What Does This Have to Do with the Dollar Exchange Rate?

Here’s the interesting part. Traditional analysis of metals has stopped explaining these moves. The Fed keeps cutting interest rates, but real rates still live in a restrictive world. The correlation between gold, silver, and the dollar is decreasing. Interestingly: looking at the chart, you can see how the strength of the relationship between gold prices and the dollar index gradually weakens.

But wait – there is something deeper here.

Gold Arbitrage Disrupts the Entire Currency Market Dynamic

This is the core issue. International gold (XAU) and gold on SHFE are two completely different games. When the foreign price rises faster, arbitrageurs sell international gold for dollars, exchange it domestically for yuan, and jump onto SHFE. The effect? Delivery of dollars to the market. When the foreign price falls? The opposite – demand for currencies appears.
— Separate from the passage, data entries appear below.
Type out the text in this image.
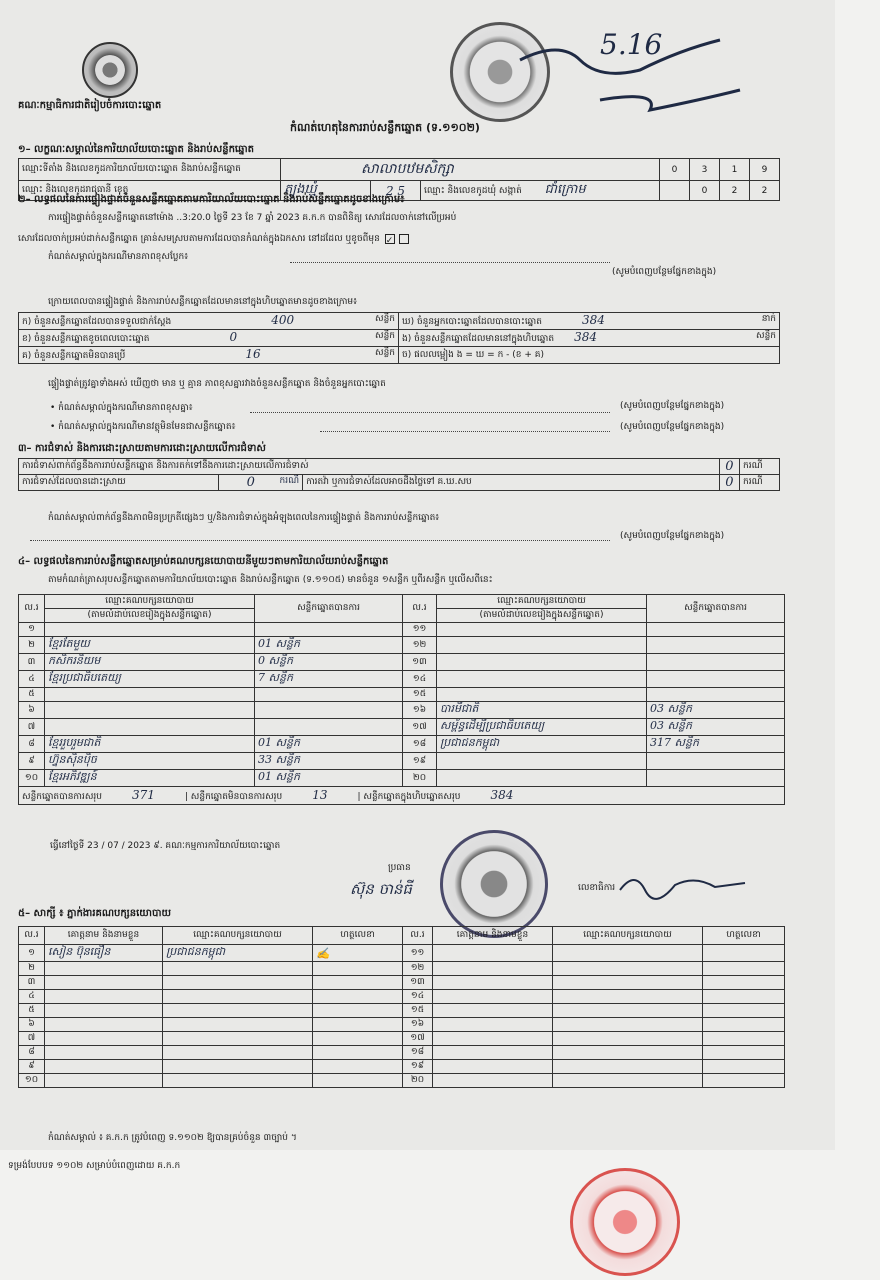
គណៈកម្មាធិការជាតិរៀបចំការបោះឆ្នោត
កំណត់ហេតុនៃការរាប់សន្លឹកឆ្នោត (ទ.១១០២)
5.16
១– លក្ខណៈសម្គាល់នៃការិយាល័យបោះឆ្នោត និងរាប់សន្លឹកឆ្នោត
ឈ្មោះទីតាំង និងលេខកូដការិយាល័យបោះឆ្នោត និងរាប់សន្លឹកឆ្នោត	សាលាបឋមសិក្សា			0	3	1	9
ឈ្មោះ និងលេខកូដរាជធានី ខេត្ត	ត្បូងឃ្មុំ	2 5	ឈ្មោះ និងលេខកូដឃុំ សង្កាត់ ជាំក្រោម		0	2	2
២– លទ្ធផលនៃការផ្ទៀងផ្ទាត់ចំនួនសន្លឹកឆ្នោតតាមការិយាល័យបោះឆ្នោត និងរាប់សន្លឹកឆ្នោតដូចខាងក្រោម៖
ការផ្ទៀងផ្ទាត់ចំនួនសន្លឹកឆ្នោតនៅម៉ោង ..3:20.0 ថ្ងៃទី 23 ខែ 7 ឆ្នាំ 2023 គ.ក.ក បានពិនិត្យ សោរដែលចាក់នៅលើប្រអប់
សោរដែលចាក់ប្រអប់ដាក់សន្លឹកឆ្នោត គ្រាន់សមស្របតាមការដែលបានកំណត់ក្នុងឯកសារ នៅដដែល ឬខូចពីមុន ✓
កំណត់សម្គាល់ក្នុងករណីមានភាពខុសប្លែក៖
(សូមបំពេញបន្ថែមផ្នែកខាងក្នុង)
ក្រោយពេលបានផ្ទៀងផ្ទាត់ និងការរាប់សន្លឹកឆ្នោតដែលមាននៅក្នុងហិបឆ្នោតមានដូចខាងក្រោម៖
ក) ចំនួនសន្លឹកឆ្នោតដែលបានទទួលជាក់ស្តែង 400 សន្លឹក	ឃ) ចំនួនអ្នកបោះឆ្នោតដែលបានបោះឆ្នោត 384 នាក់

ខ) ចំនួនសន្លឹកឆ្នោតខូចពេលបោះឆ្នោត 0 សន្លឹក	ង) ចំនួនសន្លឹកឆ្នោតដែលមាននៅក្នុងហិបឆ្នោត 384 សន្លឹក

គ) ចំនួនសន្លឹកឆ្នោតមិនបានប្រើ 16 សន្លឹក	ច) ផលលម្អៀង ង = ឃ = ក - (ខ + គ)
ផ្ទៀងផ្ទាត់ត្រូវគ្នាទាំងអស់ ឃើញថា មាន ឬ គ្មាន ភាពខុសគ្នារវាងចំនួនសន្លឹកឆ្នោត និងចំនួនអ្នកបោះឆ្នោត
• កំណត់សម្គាល់ក្នុងករណីមានភាពខុសគ្នា៖	(សូមបំពេញបន្ថែមផ្នែកខាងក្នុង)
• កំណត់សម្គាល់ក្នុងករណីមានវត្ថុមិនមែនជាសន្លឹកឆ្នោត៖	(សូមបំពេញបន្ថែមផ្នែកខាងក្នុង)
៣– ការជំទាស់ និងការដោះស្រាយតាមការដោះស្រាយលើការជំទាស់
ការជំទាស់ពាក់ព័ន្ធនឹងការរាប់សន្លឹកឆ្នោត និងការតក់ទៅនឹងការដោះស្រាយលើការជំទាស់			0	ករណី
ការជំទាស់ដែលបានដោះស្រាយ	0 ករណី	ការតវ៉ា ឬការជំទាស់ដែលអាចដឹងថ្លៃទៅ គ.ឃ.សប	0	ករណី
កំណត់សម្គាល់ពាក់ព័ន្ធនឹងភាពមិនប្រក្រតីផ្សេងៗ ឬ/និងការជំទាស់ក្នុងអំឡុងពេលនៃការផ្ទៀងផ្ទាត់ និងការរាប់សន្លឹកឆ្នោត៖
(សូមបំពេញបន្ថែមផ្នែកខាងក្នុង)
៤– លទ្ធផលនៃការរាប់សន្លឹកឆ្នោតសម្រាប់គណបក្សនយោបាយនីមួយៗតាមការិយាល័យរាប់សន្លឹកឆ្នោត
តាមកំណត់ត្រាសរុបសន្លឹកឆ្នោតតាមការិយាល័យបោះឆ្នោត និងរាប់សន្លឹកឆ្នោត (ទ.១១០៥) មានចំនួន ១សន្លឹក ឬពីរសន្លឹក ឬលើសពីនេះ
ល.រ	ឈ្មោះគណបក្សនយោបាយ	សន្លឹកឆ្នោតបានការ	ល.រ	ឈ្មោះគណបក្សនយោបាយ	សន្លឹកឆ្នោតបានការ
	(តាមលំដាប់លេខរៀងក្នុងសន្លឹកឆ្នោត)			(តាមលំដាប់លេខរៀងក្នុងសន្លឹកឆ្នោត)	
១			១១		
២	ខ្មែរតែមួយ	01 សន្លឹក	១២		
៣	កសិករនិយម	0 សន្លឹក	១៣		
៤	ខ្មែរប្រជាធិបតេយ្យ	7 សន្លឹក	១៤		
៥			១៥		
៦			១៦	បារមីជាតិ	03 សន្លឹក
៧			១៧	សម្ព័ន្ធដើម្បីប្រជាធិបតេយ្យ	03 សន្លឹក
៨	ខ្មែររួបរួមជាតិ	01 សន្លឹក	១៨	ប្រជាជនកម្ពុជា	317 សន្លឹក
៩	ហ្វ៊ុនស៊ិនប៉ិច	33 សន្លឹក	១៩		
១០	ខ្មែរអភិវឌ្ឍន៍	01 សន្លឹក	២០		
សន្លឹកឆ្នោតបានការសរុប 371 | សន្លឹកឆ្នោតមិនបានការសរុប 13 | សន្លឹកឆ្នោតក្នុងហិបឆ្នោតសរុប 384					
ធ្វើនៅថ្ងៃទី 23 / 07 / 2023 ៩. គណៈកម្មការការិយាល័យបោះឆ្នោត
ប្រធាន
ស៊ុន ចាន់ធី	លេខាធិការ
៥– សាក្សី ៖ ភ្នាក់ងារគណបក្សនយោបាយ
ល.រ	គោត្តនាម និងនាមខ្លួន	ឈ្មោះគណបក្សនយោបាយ	ហត្ថលេខា	ល.រ	គោត្តនាម និងនាមខ្លួន	ឈ្មោះគណបក្សនយោបាយ	ហត្ថលេខា
១	សៀន ប៊ុនធឿន	ប្រជាជនកម្ពុជា	✍	១១			
២				១២			
៣				១៣			
៤				១៤			
៥				១៥			
៦				១៦			
៧				១៧			
៨				១៨			
៩				១៩			
១០				២០			
កំណត់សម្គាល់ ៖ គ.ក.ក ត្រូវបំពេញ ទ.១១០២ ឱ្យបានគ្រប់ចំនួន ៣ច្បាប់ ។
ទម្រង់បែបបទ ១១០២ សម្រាប់បំពេញដោយ គ.ក.ក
These operations prevent price differences between markets but also create real movements in USDCNY. Capital flows from arbitrage, although smaller than traditional trade flows, influence the demand and supply of currencies.

Summary: Metals Are No Longer What They Used to Be

By the end of the year, precious metals underwent their final transformation – from raw materials to objects of speculation. Silver, gold, palladium, platinum – all together. Traditional analysis tools failed. However, capital flows generated by arbitrage still play a leading role in USDCNY changes and overall currency market dynamics.